Sirt3 is dispensable for oocyte quality and female fertility in lean and obese mice

Mammalian oocytes rely heavily on mitochondrial oxidative phosphorylation (OXPHOS) for generating ATP. However, mitochondria are also the primary source of damaging reactive oxygen species (ROS). Mitochondrial de-regulation, therefore, underpins poor oocyte quality associated with conditions such as obesity and aging. The mitochondrial sirtuin, Sirt3, is critical for mitochondrial respiration and redox regulation. Interestingly, however, Sirt3 knockout (Sirt3(-/-)) mice do not exhibit systemic compromise under basal conditions, only doing so under stressed conditions such as high-fat diet (HFD)-induced obesity. Mouse oocytes depleted of Sirt3 exhibit increased ROS in vitro, but it is unknown whether Sirt3 is necessary for female fertility in vivo. Here, we test this for the first time by investigating ovarian follicular reserve, oocyte maturation (including detailed spindle assembly and chromosome segregation), and female fertility in Sirt3(-/-) females.
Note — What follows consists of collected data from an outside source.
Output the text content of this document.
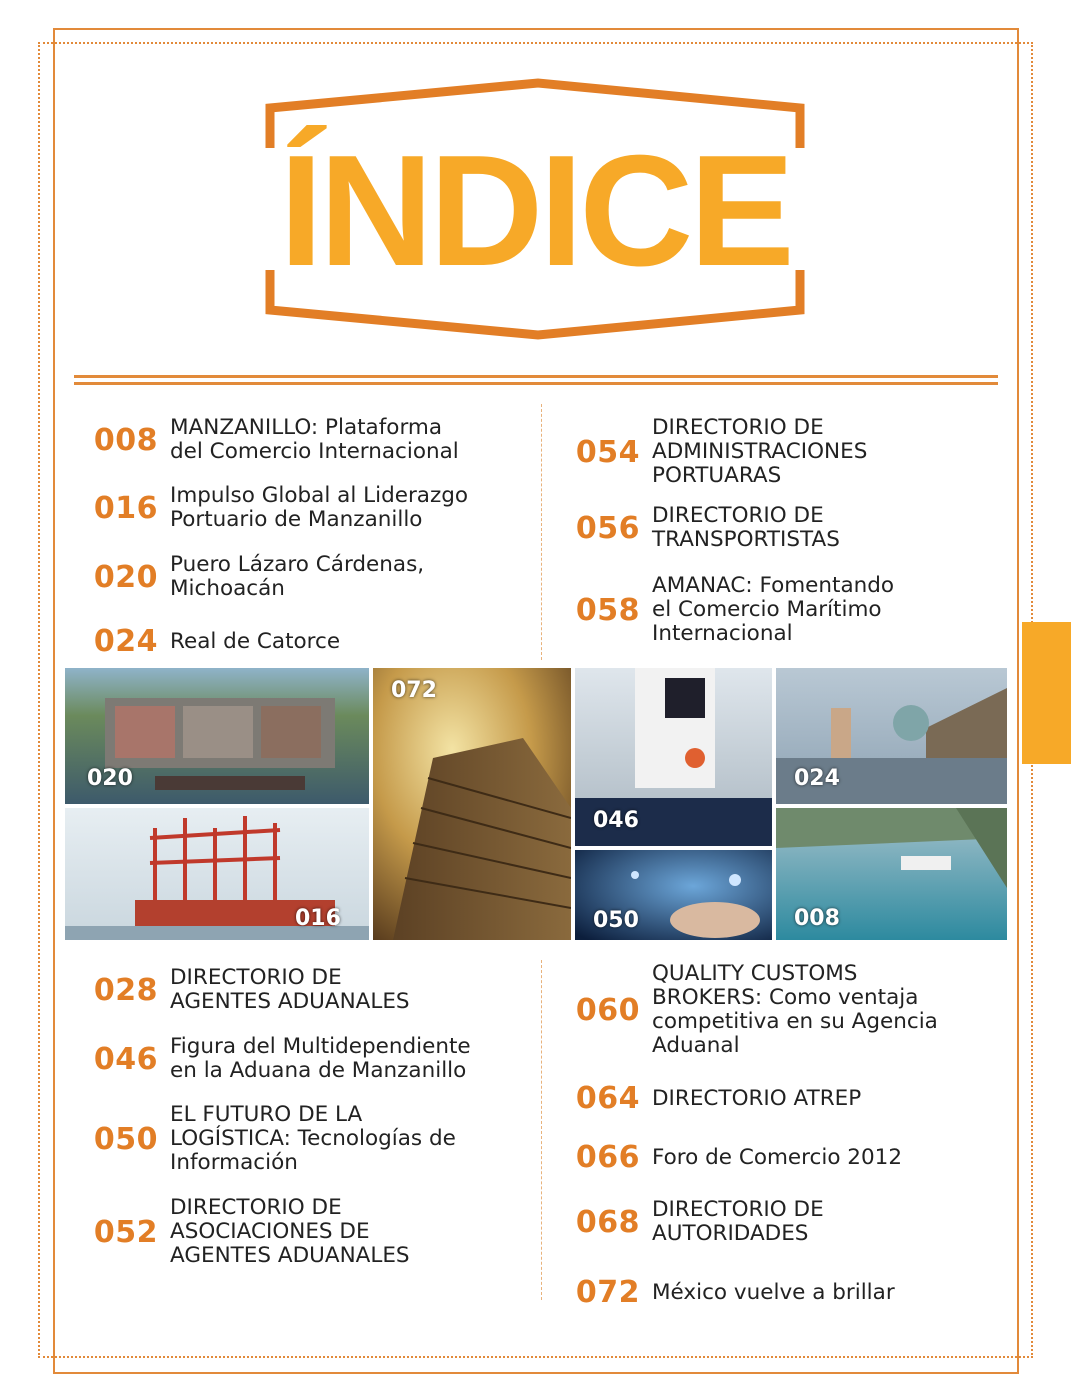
ÍNDICE
008 MANZANILLO: Plataforma
del Comercio Internacional
016 Impulso Global al Liderazgo
Portuario de Manzanillo
020 Puero Lázaro Cárdenas,
Michoacán
024 Real de Catorce
054
DIRECTORIO DE
ADMINISTRACIONES
PORTUARAS
056 DIRECTORIO DE
TRANSPORTISTAS
058
AMANAC: Fomentando
el Comercio Marítimo
Internacional
020
016
072
046
050
024
008
028 DIRECTORIO DE
AGENTES ADUANALES
046 Figura del Multidependiente
en la Aduana de Manzanillo
050
EL FUTURO DE LA
LOGÍSTICA: Tecnologías de
Información
052
DIRECTORIO DE
ASOCIACIONES DE
AGENTES ADUANALES
060
QUALITY CUSTOMS
BROKERS: Como ventaja
competitiva en su Agencia
Aduanal
064 DIRECTORIO ATREP
066 Foro de Comercio 2012
068 DIRECTORIO DE
AUTORIDADES
072 México vuelve a brillar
We find that under basal conditions, young Sirt3(-/-) females exhibit no defects in any parameters. Surprisingly, all parameters also remain intact following HFD-induced obesity. Despite markedly increased ROS levels in HFD Sirt3(-/-) oocytes, ATP levels nevertheless remain normal. Our data support that ATP is sustained in vivo through increased mitochondrial mass possibly secondary to compensatory upregulation of another sirtuin, Sirt1, which has overlapping functions with Sirt3.